How difficult it must be to make 'em like they used to! Reinventing movie innocence was the task facing Glimcher, 53, an art dealer who is breaking in as a director after three decades of running Manhattan's powerful Pace Gallery. He knows that the temptations on the brothers' via dolorosa will be as familiar to a late-show viewer as those that befell Adam and Eve, Cain and Abel. So there's something heroic about treating two men's love for each other as if it still could appear honest and profound. "For me," Glimcher says, "life is a series of romances and passions. It's a hard way but rewarding way to live. What I'm interested in is urgency. That's the mosaic of this story, which I deeply believe in." And believing makes it so. Presto! a fable with the style and guilelessness of Hollywood's Golden Age.

This from a man who holds no special fondness for the industry today. (Before directing, Glimcher produced Gorillas in the Mist and, less happily, The Good Mother.) "Hollywood is a battleground," he says. "The New York art world is, by and large, still a community. It moves as a single organism with many legs. People are here because they are in love with art and want a life in art."

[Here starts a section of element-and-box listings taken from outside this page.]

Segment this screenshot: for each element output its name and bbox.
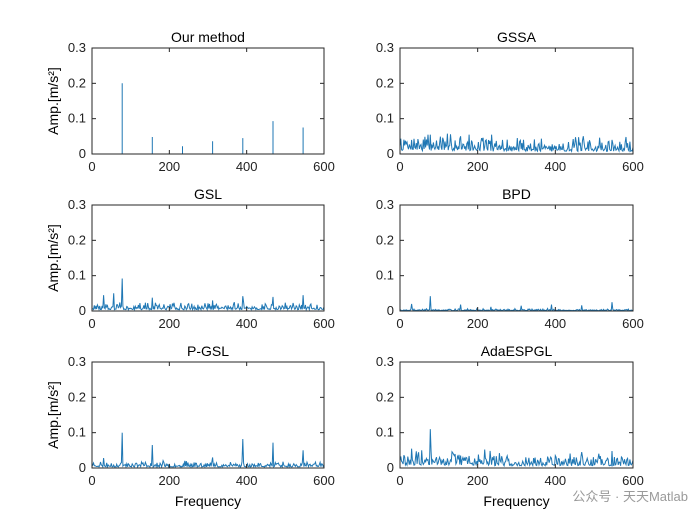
spectrum-series-line [91, 432, 325, 469]
x-tick-label: 0 [396, 316, 403, 331]
x-tick-label: 400 [236, 473, 258, 488]
x-tick-label: 400 [236, 316, 258, 331]
x-tick-label: 600 [622, 473, 644, 488]
subplot-4: BPD 0 0.1 0.2 0.3 0 200 400 600 [376, 186, 644, 331]
axes-box [91, 204, 325, 312]
x-tick-label: 400 [544, 473, 566, 488]
y-tick-label: 0.3 [376, 354, 394, 369]
y-tick-label: 0.1 [376, 111, 394, 126]
y-tick-label: 0.2 [376, 389, 394, 404]
x-tick-label: 600 [313, 316, 335, 331]
y-tick-label: 0.3 [68, 197, 86, 212]
y-tick-label: 0.2 [68, 75, 86, 90]
subplot-6: AdaESPGL 0 0.1 0.2 0.3 0 200 400 600 Frequency [376, 343, 644, 509]
x-tick-label: 600 [622, 159, 644, 174]
y-tick-label: 0 [387, 146, 394, 161]
y-tick-label: 0 [79, 146, 86, 161]
y-tick-label: 0.3 [68, 354, 86, 369]
x-axis-label: Frequency [175, 493, 241, 509]
y-tick-label: 0 [79, 303, 86, 318]
x-tick-label: 600 [313, 159, 335, 174]
y-tick-label: 0.1 [376, 268, 394, 283]
spectrum-series-line [399, 429, 634, 468]
subplot-1: Our method 0 0.1 0.2 0.3 0 200 400 600 Amp.[m/s²] [45, 29, 335, 174]
x-tick-label: 0 [88, 316, 95, 331]
x-tick-label: 0 [88, 159, 95, 174]
x-tick-label: 600 [313, 473, 335, 488]
y-tick-label: 0.2 [68, 232, 86, 247]
y-tick-label: 0.1 [68, 111, 86, 126]
y-tick-label: 0.3 [376, 197, 394, 212]
x-tick-label: 0 [396, 159, 403, 174]
x-tick-label: 0 [88, 473, 95, 488]
axes-box [399, 47, 634, 155]
axes-box [91, 47, 325, 155]
x-axis-label: Frequency [483, 493, 549, 509]
subplot-2: GSSA 0 0.1 0.2 0.3 0 200 400 600 [376, 29, 644, 174]
x-tick-label: 200 [467, 316, 489, 331]
y-axis-label: Amp.[m/s²] [45, 67, 61, 135]
spectrum-series-line [91, 278, 325, 312]
x-tick-label: 600 [622, 316, 644, 331]
subplot-title: P-GSL [187, 343, 229, 359]
x-tick-label: 400 [236, 159, 258, 174]
subplot-title: BPD [502, 186, 531, 202]
y-tick-label: 0.2 [68, 389, 86, 404]
axes-box [399, 361, 634, 469]
x-tick-label: 200 [467, 159, 489, 174]
subplot-5: P-GSL 0 0.1 0.2 0.3 0 200 400 600 Amp.[m/s²] Frequ… [45, 343, 335, 509]
watermark-text: 公众号 · 天天Matlab [572, 489, 688, 504]
spectrum-series-line [399, 296, 634, 312]
axes-box [91, 361, 325, 469]
x-tick-label: 200 [158, 473, 180, 488]
x-tick-label: 200 [158, 316, 180, 331]
y-tick-label: 0.2 [376, 232, 394, 247]
y-tick-label: 0.2 [376, 75, 394, 90]
y-axis-label: Amp.[m/s²] [45, 224, 61, 292]
y-tick-label: 0.3 [376, 40, 394, 55]
y-axis-label: Amp.[m/s²] [45, 381, 61, 449]
spectrum-series-line [121, 83, 304, 154]
x-tick-label: 400 [544, 159, 566, 174]
x-tick-label: 0 [396, 473, 403, 488]
subplot-title: GSSA [497, 29, 537, 45]
x-tick-label: 200 [158, 159, 180, 174]
y-tick-label: 0.3 [68, 40, 86, 55]
spectrum-series-line [399, 133, 634, 153]
y-tick-label: 0 [79, 460, 86, 475]
y-tick-label: 0.1 [376, 425, 394, 440]
y-tick-label: 0 [387, 460, 394, 475]
subplot-3: GSL 0 0.1 0.2 0.3 0 200 400 600 Amp.[m/s²] [45, 186, 335, 331]
subplot-title: Our method [171, 29, 245, 45]
x-tick-label: 400 [544, 316, 566, 331]
y-tick-label: 0.1 [68, 425, 86, 440]
subplot-title: AdaESPGL [481, 343, 553, 359]
y-tick-label: 0.1 [68, 268, 86, 283]
axes-box [399, 204, 634, 312]
subplot-title: GSL [194, 186, 222, 202]
y-tick-label: 0 [387, 303, 394, 318]
x-tick-label: 200 [467, 473, 489, 488]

Since modern art helped form Glimcher's famous taste, he can be expected to daub some of it on his screen. A poignant scene of Cesar and Nestor in a Times Square photo booth was influenced by Andy Warhol; it replicates a visit Glimcher and his family made to have their snaps taken for a Warhol portrait. Close watchers of The Mambo Kings will also discern the phantom signatures of a few revered auteurs. "I like Bob Fosse's films very much," Glimcher says. "So the strip joint in my film and the close-up of a decrepit stripper's knee give off echoes of Sweet Charity. Martin Scorsese's Raging Bull is a film that means the world to me, and when you first see Cathy Moriarty here, she's wearing the upswept hairdo from Raging Bull." In the audience's mind -- which blends past and present, actress and character -- Moriarty can walk out of Jake La Motta's life and into Cesar Castillo's.

There are longueurs toward the end of the movie, when Nestor's morose vibes infect too many of those closest to him. But mostly this is a celebration. The film pays tribute to the unslakable ambitions of the next-to-last group of immigrants who embraced the capaciousness of the American promise. See The Mambo Kings -- attend to its music and its sensuous moves -- and try, just try, to keep from dancing out of the theater. For two bouncy hours, whether you are a gas pumper in Omaha or an art dealer looking for new canvases to conquer, you can be a Cuban in love.